The unemployment rate has returned to its record low before the pandemic in Quebec.
Greater than expected job creation in Canada and Quebec suddenly reduced Quebec’s unemployment rate from 5.6% to 4.5% in November, Statistics Canada reported on Friday. This is the lowest level ever reached since as far back as official statistics allow us to go back, namely 1976. It is also exactly at the same point where Quebec was in February 2020 just before the COVID-19 pandemic. falls on him and only explodes the unemployment rate to 17.6% two months later.
This solid performance is due in particular to the net creation of 45,500 part-time jobs after a completely flat month of October (+300), as well as a slight decline in the working population (-5,600), also noted l Institute of Statistics of Quebec. Quebec now has a total of jobs (4.36 million) just above those before the crisis.
The entire job market in Canada was not left out. The addition of 154,000 jobs in November brings its total (19.3 million) a little higher than its pre-pandemic level, and helped reduce its unemployment rate from 6.7% to 6 %, just a few tenths of the level it posted in February 2020 (5.7%) before it then jumped to 13.7%.
The effect of PCRE?
Analysts admitted to being surprised by the strength of the November 7-13 survey results and found it difficult to explain.
Several have speculated that this could be, among other things, the result of the abolition, on October 23, of financial assistance programs for workers affected by the crisis, such as the Canadian Economic Recovery Benefit (PCRE).
The economist at the Mouvement Desjardins Joëlle Noreau was careful not to follow them on this ground. ” We do not know. The people at Statistics Canada, who have detailed knowledge of all this data, nowhere talk about it. I think it is safer to do the same, ”she explained in a telephone interview to To have to before adding that these figures still present a certain degree of volatility and that it should not be surprising that they will decline a little soon.

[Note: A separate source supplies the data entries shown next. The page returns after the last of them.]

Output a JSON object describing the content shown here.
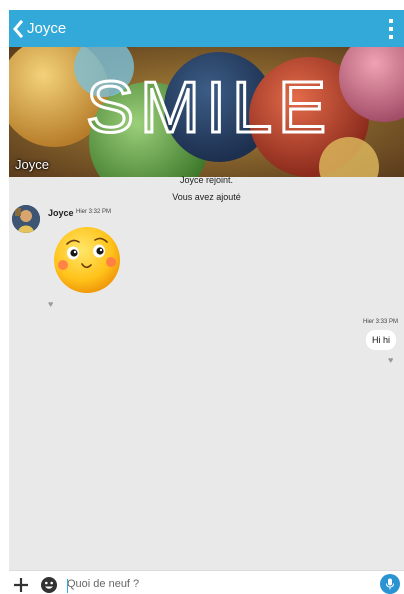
{
  "header": {
    "title": "Joyce",
    "back_icon": "chevron-left-icon",
    "menu_icon": "more-vert-icon",
    "color": "#33a9d9"
  },
  "cover": {
    "art_text": "SMILE",
    "name": "Joyce"
  },
  "system_messages": [
    "Joyce rejoint.",
    "Vous avez ajouté"
  ],
  "messages": [
    {
      "direction": "incoming",
      "sender": "Joyce",
      "time": "Hier 3:32 PM",
      "type": "sticker",
      "sticker": "smiling-face"
    },
    {
      "direction": "outgoing",
      "time": "Hier 3:33 PM",
      "type": "text",
      "text": "Hi hi"
    }
  ],
  "composer": {
    "placeholder": "Quoi de neuf ?",
    "value": "",
    "plus_icon": "plus-icon",
    "emoji_icon": "emoji-icon",
    "mic_icon": "mic-icon",
    "mic_color": "#2a93d2"
  }
}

One thing is certain, Friday’s data contained a lot of good news. Particularly affected by the crisis, women aged 25 to 54 now have a record employment rate, while recent immigrants are doing much better than two years ago. Long-term unemployment is also on the decline, as is the rate of labor underutilization which adds up the unemployed, people who have worked less than half their usual hours and people who would have wanted a job. job, but have not looked for one. This rate was 11.3% before the crisis, rose to 36.7% in April 2020 and was only 12.4% last November.
However, some economic sectors continue to experience a more difficult takeoff. This is particularly the case for accommodation and catering, where employment is still 16.5% lower than it was before the crisis, but largely because we are not succeeding. to fill vacant positions.
Wages and inflation
All this will not go without exerting increasing pressure on employers in search of labor. As proof, hourly wages have increased on average by 5.2% in two years in Canada, when the effect of the crisis on the composition of the workforce is neutralized. The increase in remuneration would therefore offset the increase in the cost of living which amounted, in October, to 5.1% over two years, notes Statistics Canada.
However, not all workers are entitled to the same increases, the agency observes. Desperately looking to expand their workforce, employers have tended to give their new hires one and a half times the increases paid to their other employees. In the area of health and social assistance, it has even been ten times more.
More and more employers also seem to be re-evaluating their education requirements for certain positions downwards, even if it means offering compensatory training themselves.
Upcoming rate hike
All this good strength in the labor market, inflation and the economy will not fail to strengthen the Bank of Canada in its intention to reduce the degree of relaxation of its monetary policy, observed the analysts.
The first hike in its key rate, currently at its low point of 0.25%, is unlikely to come at its meeting scheduled for next week. After all, it will still be necessary to consider the impact of the flooding in British Columbia and the added uncertainty brought by the new Omicron variant.
The rate hike, however, could arrive earlier than April, as most experts predicted until then, said Benjamin Reitzes of the Bank of Montreal in a brief analysis. Maybe even as early as January, suggested his colleague from TD Bank, Sri Thanabalasingam.